Do these rules apply to people raising investment funds, like venture capital funds?

Yes, they absolutely do. The rules we have outlined in previous posts in this series apply to anyone selling securities. This is typically companies, but can also be investment funds (which are generally Limited Partnerships or Limited Liability Companies – basically companies). The SEC opinion letter we linked to in the last post was about a broker-dealer raising capital on behalf of a residential real estate fund. So anyone out there raising capital for a micro venture capital fund, SBIC fund, mezzanine debt fund, PE fund, or any other kind of fund has to follow these rules.

Most professional investors are acutely aware of these rules, for many reasons - not least because if we violate them we jeopardize our careers and reputations! Even if we happen to forget temporarily, the next set of deal documents we review will have representations from the company that they have not done any general soliciting, and we will have to self-certify that we are accredited investors.

No-one heard (publicly) about the VentureSouth Angel Fund III last year until it was fully raised and all the securities were sold, because it was raised while relying on the 506(b) exemption – so we could not discuss it publicly until the fundraising was over, and it was raised exclusively from VentureSouth members or people we knew. As probably the most successful venture capitalist around today noted, you can’t find out about his latest fund because “some laws from the 1930’s [mean] we won't be able to tell you about that until after the fact.” And it explains why this goal is amusingly perplexing.
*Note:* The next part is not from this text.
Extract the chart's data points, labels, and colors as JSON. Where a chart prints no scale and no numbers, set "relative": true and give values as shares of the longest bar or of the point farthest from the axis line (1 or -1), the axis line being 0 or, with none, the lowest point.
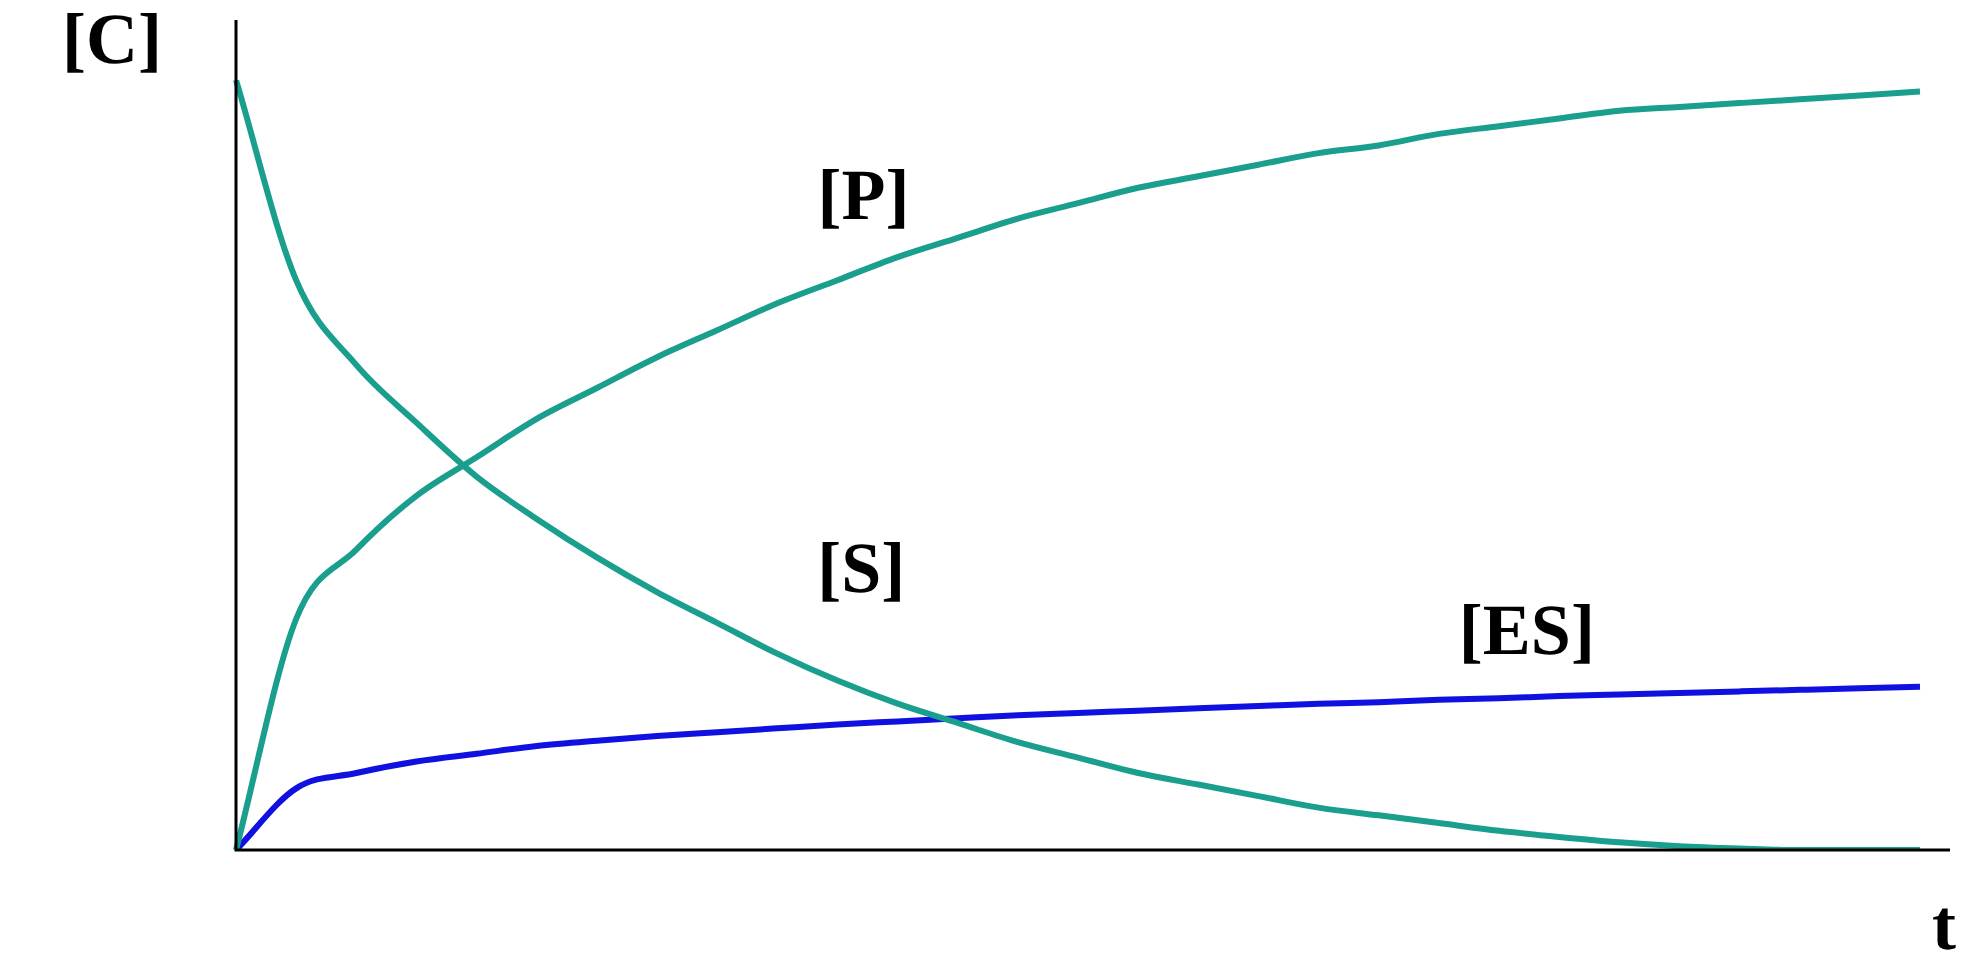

Of course, not everyone is quite as focused on this though, and so your search results when you were looking for “first closes” very likely included investment funds being raised. For some of those, it was probably fine; perhaps they were based outside the US and not selling to US investors, or maybe they were deliberately using general solicitation under 506(c). But if you are considering investing with any fund, you need to do your research to make sure they are following the rules - because the penalties are no less unpleasant if a fund sells unregistered securities.